Saturday, January 31, 2009

O My Mind!

O My Mind, Why Do you Waver...
Where is that belief...
Where is that faith...

Why do you forget about the good things you have...
And always crib about what more you want...
Why can't you be satiated with these blessings...

Why are you always pessimistic about the circumstances…
Where is the optimism of your faith...
Why do you forget that everything will be given to you...
And at the very moment you need it the most...
Why then do you waver and feel appalled...

Why do you botch up your present, by thinking of the future…
Why can’t you live in the beautiful moment you have been given…
Why do you forget that there’s the One who cares…

You know everything is done by Him…
You know He is the one you can trust the most…
You know there is no one else as great as Him…
Then, why don’t you have faith in His actions…

You know He has given you all the strength…
You know He has never let you down…
You know He has always done good for you…
If that’s the case, then why do you worry…

O My Mind, Why Do you Waver...
Where is that belief...
Where is that faith...


P.S.: Today, after I thought about writing something on this theme, there were a few lines which striked me while I was taking the hukamnama:

suK mY Awin bhuqu imil bYTq rhq chU idis GyrY ]
sukh mai aan bahuth mil bait(h)ath rehath chehoo dhis ghaerai
In good times, many come and sit together, surrounding you on all four sides.

ibpiq prI sB hI sMgu Cwifq koaU n Awvq nyrY ]1]
bipath paree sabh hee sa(n)g shhaaddith kooo n aavath naerai 1
But when hard times come, they all leave, and no one comes near you. 1
Page 634, SGGS



O Nanak, false is the speech of one who acts without loving the Lord. He judges things to be good, only as long as the Lord gives and he receives.
Page 594, SGGS


I am a wicked sinner and a great hypocrite; You are the Immaculate and Formless Lord. Tasting the Ambrosial Nectar, I am imbued with supreme bliss; O Lord and Master, I seek Your Sanctuary.
Page 596, SGGS


Your Glories are so numerous, and I do not know even one of them; I am such a fool — please, give me some of them! Prays Nanak, listen, O my Lord Master: I am sinking like a stone — please, save me!
Page 596, SGGS

Wednesday, January 14, 2009

Don't Know What's Happening

Failure - Reject – Unsuccessful these are the words that are slowly becoming apt with my life. I don't know what's happening, why's it happening; just can’t understand the things going out in my life. Its easy to satisfy oneself by saying that whatever happens, happens for a reason – and it will be something good for you; but its difficult to believe in it when there are consistent bad events happening with you. I am feeling being left behind in both professional and personal aspects.

The past 6 months have been a bane for my professional life. After having immense professional successes for quite a long time, its really difficult to cope with multiple failures and obviously so. My coming to US with so much hope and expectations is seemingly becoming one of the worst decisions I took. I don’t say that I absolutely didn’t have had any success in anything. There were some things – I can really recall merely a couple of them, think that’s all that really made me proud and happy. But, there were much more reasons to put me down. Its feeling like I am standing in a big crowd and people are moving ahead and I am lost somewhere behind most people in this race. Its not that I’ve not tried to move ahead, I tried to push myself, push myself really hard but the harder I push the more is the reflex I face. My confidence is breaking and I have started feeling like a big looser lost in a large crowd. I have been ahead of this crowd all my life and being lost in it – rather being left behind it is something which is really difficult to take.

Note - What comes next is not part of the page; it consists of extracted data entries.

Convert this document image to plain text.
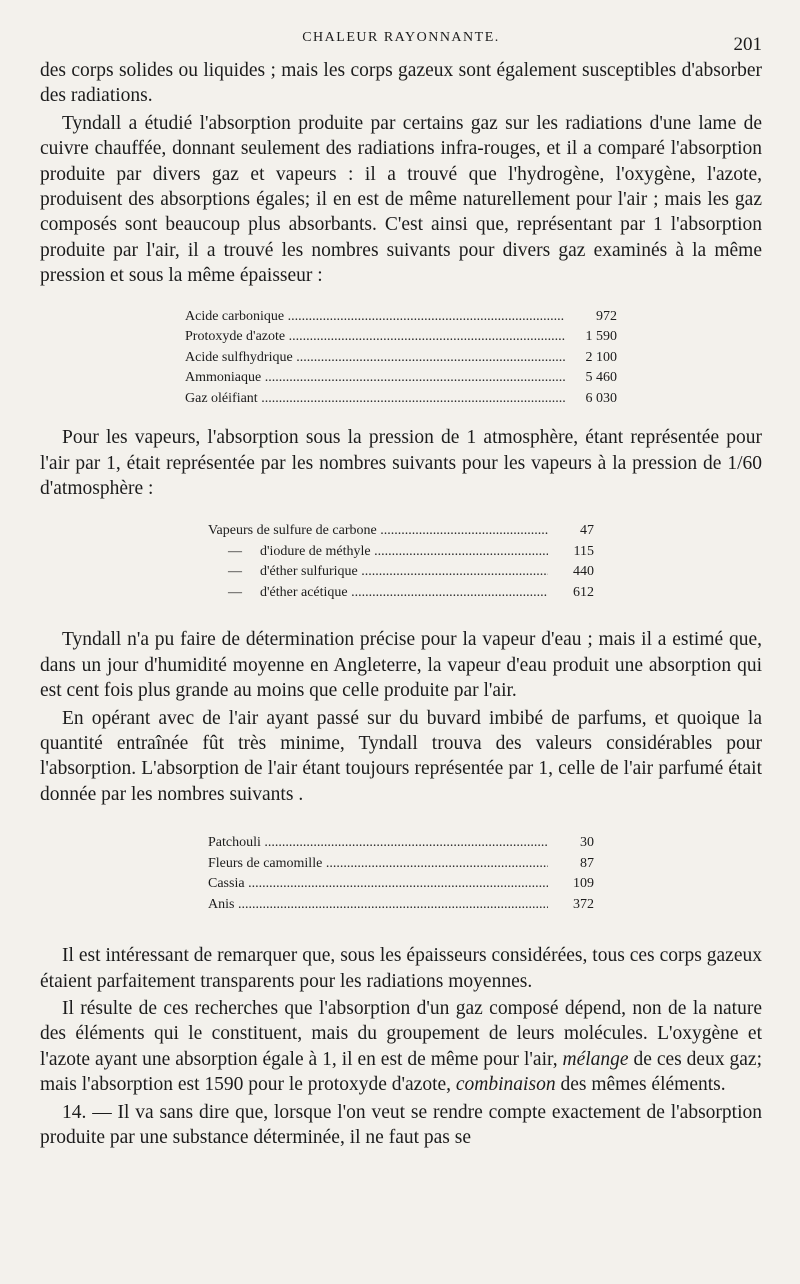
CHALEUR RAYONNANTE.	201

des corps solides ou liquides ; mais les corps gazeux sont également susceptibles d'absorber des radiations.

Tyndall a étudié l'absorption produite par certains gaz sur les radiations d'une lame de cuivre chauffée, donnant seulement des radiations infra-rouges, et il a comparé l'absorption produite par divers gaz et vapeurs : il a trouvé que l'hydrogène, l'oxygène, l'azote, produisent des absorptions égales; il en est de même naturellement pour l'air ; mais les gaz composés sont beaucoup plus absorbants. C'est ainsi que, représentant par 1 l'absorption produite par l'air, il a trouvé les nombres suivants pour divers gaz examinés à la même pression et sous la même épaisseur :

Acide carbonique .....	972
Protoxyde d'azote .....	1 590
Acide sulfhydrique .....	2 100
Ammoniaque .....	5 460
Gaz oléifiant .....	6 030

Pour les vapeurs, l'absorption sous la pression de 1 atmosphère, étant représentée pour l'air par 1, était représentée par les nombres suivants pour les vapeurs à la pression de 1/60 d'atmosphère :

Vapeurs de sulfure de carbone .....	47
—	d'iodure de méthyle .....	115
—	d'éther sulfurique .....	440
—	d'éther acétique .....	612

Tyndall n'a pu faire de détermination précise pour la vapeur d'eau ; mais il a estimé que, dans un jour d'humidité moyenne en Angleterre, la vapeur d'eau produit une absorption qui est cent fois plus grande au moins que celle produite par l'air.

En opérant avec de l'air ayant passé sur du buvard imbibé de parfums, et quoique la quantité entraînée fût très minime, Tyndall trouva des valeurs considérables pour l'absorption. L'absorption de l'air étant toujours représentée par 1, celle de l'air parfumé était donnée par les nombres suivants .

Patchouli .....	30
Fleurs de camomille .....	87
Cassia .....	109
Anis .....	372

Il est intéressant de remarquer que, sous les épaisseurs considérées, tous ces corps gazeux étaient parfaitement transparents pour les radiations moyennes.

Il résulte de ces recherches que l'absorption d'un gaz composé dépend, non de la nature des éléments qui le constituent, mais du groupement de leurs molécules. L'oxygène et l'azote ayant une absorption égale à 1, il en est de même pour l'air, mélange de ces deux gaz; mais l'absorption est 1590 pour le protoxyde d'azote, combinaison des mêmes éléments.

14. — Il va sans dire que, lorsque l'on veut se rendre compte exactement de l'absorption produite par une substance déterminée, il ne faut pas se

These professional blemishes are not the only despair in my life. I am lost in this country without any friends or anyone. Of course, there are people I know, with whom I “seem to enjoy”, but they are mere acquaintances. I do smile and laugh sometimes, but those smiles and laughs are without joy - they are a mirage of my concealed feelings. I have almost forgotten how it feels to be happy and jubilant. I do have some good friends back home but they seem to be parting with me – or maybe I seem to be parting with them. Rather, there is a feeling of having lost most of them and it seems that others won’t stay for long too. This lack of confidence in personal relationships is also somewhat due to these continuous professional failures. I feel alone in this world with my solitude, trying to run away from everyone – maybe, I just want to be alone breaking away with everyone all at once to avoid pains of parting with them separately. I do feel the need of having someone – a second self – who I would know is always there… (maybe, I’ll write a complete post on it someday, it has been on my agenda since a long time).

There have been times when I felt good about something and seemed that everything would be fine. But, whenever I feel that things are getting better, something good is happening; it is always followed by a gloomy incident which shatters all my hopes. Just can't understand what's happening, but still "hope its happening for good" (can't really feel that way any more...).